ABSTRACTS:
TITLE: PCR DNA TYPING OF STAMPS: EVALUATION OF THE DNA
EXTRACTION
AUTHOR: F. FRIDEZ , R. COQUOZ
JOURNAL: FORENSIC SCI INT 1996 Apr 2;78(2):103-10
ABSTRACT: Today, the PCR analysis of DNA from the saliva deposited on a stamp of an anonymous letter can lead to an identification. However, this analysis still involves problems, and DNA extraction can be particularly difficult. A comparative study of two DNA extraction methods with two categories of postage stamps was carried out and a purification process was tested. This study shows that the extraction with phenol/chloroform gives much better results than Chelex extraction. A purification process such as the use of Centricon 100 microconcentrators is recommended when an inhibition of PCR is present. This operation, however, results in a large loss of material.
TITLE: EXTRACTION, PCR AMPLIFICATION AND SEQUENCING OF
MITOCHONDRIAL DNA FROM HUMAN HAIR SHAFTS
AUTHOR: M.R. WILSON , ET ALS.
JOURNAL: BIOTECHNIQUES 1995 Apr;18(4):662-9
ABSTRACT: Techniques have been developed for extracting, amplifying and directly sequencing mitochondrial DNA (mtDNA) from human hair shafts. The hair shaft is ground in a glass micro-tissue grinder, and the DNA is extracted with organic solvent and purified by filtration. The filtrate subsequently provides the mtDNA template for the PCR. The two hypervariable segments of the mtDNA control region are amplified in four separate reactions. After a purification step to remove unincorporated PCR primers, amplified products are quantitated by capillary electrophoresis and subjected to cycle sequencing. The products are separated and analyzed on an automated DNA sequencer. The mtDNA sequences from the hair shaft match the mtDNA sequences from blood samples taken from the same donor.

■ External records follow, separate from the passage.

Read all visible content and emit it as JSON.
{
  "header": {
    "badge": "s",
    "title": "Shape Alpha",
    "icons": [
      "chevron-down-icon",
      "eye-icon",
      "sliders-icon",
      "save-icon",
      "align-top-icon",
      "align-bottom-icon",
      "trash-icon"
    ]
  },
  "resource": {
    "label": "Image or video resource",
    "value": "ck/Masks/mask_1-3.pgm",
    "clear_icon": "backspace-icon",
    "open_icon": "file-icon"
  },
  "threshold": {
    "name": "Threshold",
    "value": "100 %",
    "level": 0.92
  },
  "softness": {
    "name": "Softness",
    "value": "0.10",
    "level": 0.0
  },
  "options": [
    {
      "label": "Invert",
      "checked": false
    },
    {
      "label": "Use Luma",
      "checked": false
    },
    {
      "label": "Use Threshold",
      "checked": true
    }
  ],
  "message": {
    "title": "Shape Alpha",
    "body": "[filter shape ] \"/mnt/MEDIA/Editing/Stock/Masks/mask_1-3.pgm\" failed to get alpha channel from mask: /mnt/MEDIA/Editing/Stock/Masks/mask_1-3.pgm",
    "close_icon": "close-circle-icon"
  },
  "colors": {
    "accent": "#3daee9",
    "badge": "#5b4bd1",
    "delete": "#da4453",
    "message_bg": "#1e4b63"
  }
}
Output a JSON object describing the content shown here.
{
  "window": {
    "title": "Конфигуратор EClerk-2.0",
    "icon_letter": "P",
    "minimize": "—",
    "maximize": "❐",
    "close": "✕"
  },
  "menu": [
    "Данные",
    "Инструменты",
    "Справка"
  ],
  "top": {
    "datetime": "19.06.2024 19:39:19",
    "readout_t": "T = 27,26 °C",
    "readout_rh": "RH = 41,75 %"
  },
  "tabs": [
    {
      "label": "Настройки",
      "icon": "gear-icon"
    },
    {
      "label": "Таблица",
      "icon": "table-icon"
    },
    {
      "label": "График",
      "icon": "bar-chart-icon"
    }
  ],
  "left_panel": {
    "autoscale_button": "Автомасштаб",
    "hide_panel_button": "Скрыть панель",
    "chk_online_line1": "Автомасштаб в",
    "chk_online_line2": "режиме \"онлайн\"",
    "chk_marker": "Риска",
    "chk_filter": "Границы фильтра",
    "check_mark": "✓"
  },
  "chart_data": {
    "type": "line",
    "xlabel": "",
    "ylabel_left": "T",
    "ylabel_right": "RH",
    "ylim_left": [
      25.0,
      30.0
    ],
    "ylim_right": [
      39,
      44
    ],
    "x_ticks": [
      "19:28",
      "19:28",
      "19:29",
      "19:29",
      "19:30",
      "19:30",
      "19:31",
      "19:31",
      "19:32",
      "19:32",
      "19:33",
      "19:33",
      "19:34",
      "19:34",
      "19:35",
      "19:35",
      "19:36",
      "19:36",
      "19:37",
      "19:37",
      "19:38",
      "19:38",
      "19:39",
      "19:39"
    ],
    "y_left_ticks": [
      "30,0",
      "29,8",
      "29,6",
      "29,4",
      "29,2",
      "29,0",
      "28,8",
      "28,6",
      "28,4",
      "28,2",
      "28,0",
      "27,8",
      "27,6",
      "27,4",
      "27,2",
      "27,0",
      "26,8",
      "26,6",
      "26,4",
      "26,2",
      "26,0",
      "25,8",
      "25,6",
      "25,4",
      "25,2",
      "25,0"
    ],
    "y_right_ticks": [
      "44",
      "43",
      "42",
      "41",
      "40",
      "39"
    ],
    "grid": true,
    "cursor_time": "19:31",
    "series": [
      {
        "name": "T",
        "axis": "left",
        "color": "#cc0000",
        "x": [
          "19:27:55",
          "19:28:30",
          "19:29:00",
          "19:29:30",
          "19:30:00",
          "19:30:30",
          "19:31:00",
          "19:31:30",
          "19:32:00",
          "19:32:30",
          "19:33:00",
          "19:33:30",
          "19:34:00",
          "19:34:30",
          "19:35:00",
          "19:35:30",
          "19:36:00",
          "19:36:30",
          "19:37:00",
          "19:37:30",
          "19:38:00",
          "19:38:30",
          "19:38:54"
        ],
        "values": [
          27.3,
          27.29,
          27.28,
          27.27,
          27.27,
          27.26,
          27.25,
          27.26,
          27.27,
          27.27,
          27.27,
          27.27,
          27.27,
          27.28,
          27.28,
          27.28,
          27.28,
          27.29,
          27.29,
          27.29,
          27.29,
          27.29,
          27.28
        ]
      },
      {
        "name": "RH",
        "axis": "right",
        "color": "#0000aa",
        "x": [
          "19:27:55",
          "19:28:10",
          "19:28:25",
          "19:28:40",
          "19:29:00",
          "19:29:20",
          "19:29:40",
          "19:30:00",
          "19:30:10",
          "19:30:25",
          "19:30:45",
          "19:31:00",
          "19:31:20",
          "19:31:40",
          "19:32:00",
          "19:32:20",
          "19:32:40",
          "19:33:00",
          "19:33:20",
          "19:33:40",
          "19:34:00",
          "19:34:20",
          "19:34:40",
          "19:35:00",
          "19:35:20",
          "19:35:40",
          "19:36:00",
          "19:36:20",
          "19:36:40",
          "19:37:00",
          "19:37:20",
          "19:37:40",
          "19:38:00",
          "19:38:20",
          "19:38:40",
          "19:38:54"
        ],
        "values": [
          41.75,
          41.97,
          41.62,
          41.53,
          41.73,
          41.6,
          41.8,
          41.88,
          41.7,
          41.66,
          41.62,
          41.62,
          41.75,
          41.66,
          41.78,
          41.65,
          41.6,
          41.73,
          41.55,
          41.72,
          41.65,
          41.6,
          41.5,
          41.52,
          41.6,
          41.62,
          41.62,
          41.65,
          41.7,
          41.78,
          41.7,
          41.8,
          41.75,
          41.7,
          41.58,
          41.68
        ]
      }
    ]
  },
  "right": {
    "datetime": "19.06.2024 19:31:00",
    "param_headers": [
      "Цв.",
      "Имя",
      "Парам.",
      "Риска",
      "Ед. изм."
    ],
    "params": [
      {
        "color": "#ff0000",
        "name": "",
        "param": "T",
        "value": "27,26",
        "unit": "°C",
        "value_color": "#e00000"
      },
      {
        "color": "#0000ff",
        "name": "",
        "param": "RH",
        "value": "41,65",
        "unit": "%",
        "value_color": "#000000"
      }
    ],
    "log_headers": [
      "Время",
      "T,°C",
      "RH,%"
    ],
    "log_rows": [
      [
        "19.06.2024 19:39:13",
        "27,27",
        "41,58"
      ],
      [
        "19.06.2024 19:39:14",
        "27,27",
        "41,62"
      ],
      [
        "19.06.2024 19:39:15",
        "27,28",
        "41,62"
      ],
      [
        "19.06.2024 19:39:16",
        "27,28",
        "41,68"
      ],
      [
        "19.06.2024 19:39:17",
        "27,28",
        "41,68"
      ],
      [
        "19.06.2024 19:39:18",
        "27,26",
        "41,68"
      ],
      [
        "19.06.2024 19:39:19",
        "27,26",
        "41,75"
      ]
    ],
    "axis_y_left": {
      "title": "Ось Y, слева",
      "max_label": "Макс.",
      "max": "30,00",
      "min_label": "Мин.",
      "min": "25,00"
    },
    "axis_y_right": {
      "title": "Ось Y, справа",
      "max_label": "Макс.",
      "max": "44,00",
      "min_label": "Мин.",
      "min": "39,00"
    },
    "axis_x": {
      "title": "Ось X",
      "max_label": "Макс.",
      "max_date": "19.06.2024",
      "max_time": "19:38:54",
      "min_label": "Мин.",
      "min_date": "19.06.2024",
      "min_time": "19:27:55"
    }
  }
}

ARTICLE TITLE: EXTRACTION OF DNA-BINDING PROTEINS FROM
CRYOGENICALLY PRESERVED CELLS
AUTHOR: H. TORRANCE, ET ALS.
JOURNAL: BIOTECHNIQUES 1993 Jul;15(1):59-62, 64
ABSTRACT: We demonstrate that DNA-binding protein extracts can be effectively prepared directly from tissue culture cells preserved under liquid nitrogen without returning the cells to culture. We prepared DNA-binding protein extracts directly upon thawing of T47D, Jurkat and CAC-L153S cell lines after storage in liquid nitrogen for periods of up to one year. Our results show that DNA binding of a repressor of mouse mammary tumor virus transcription in these extracts is indistinguishable from binding activity in similar extracts prepared from cells maintained in culture.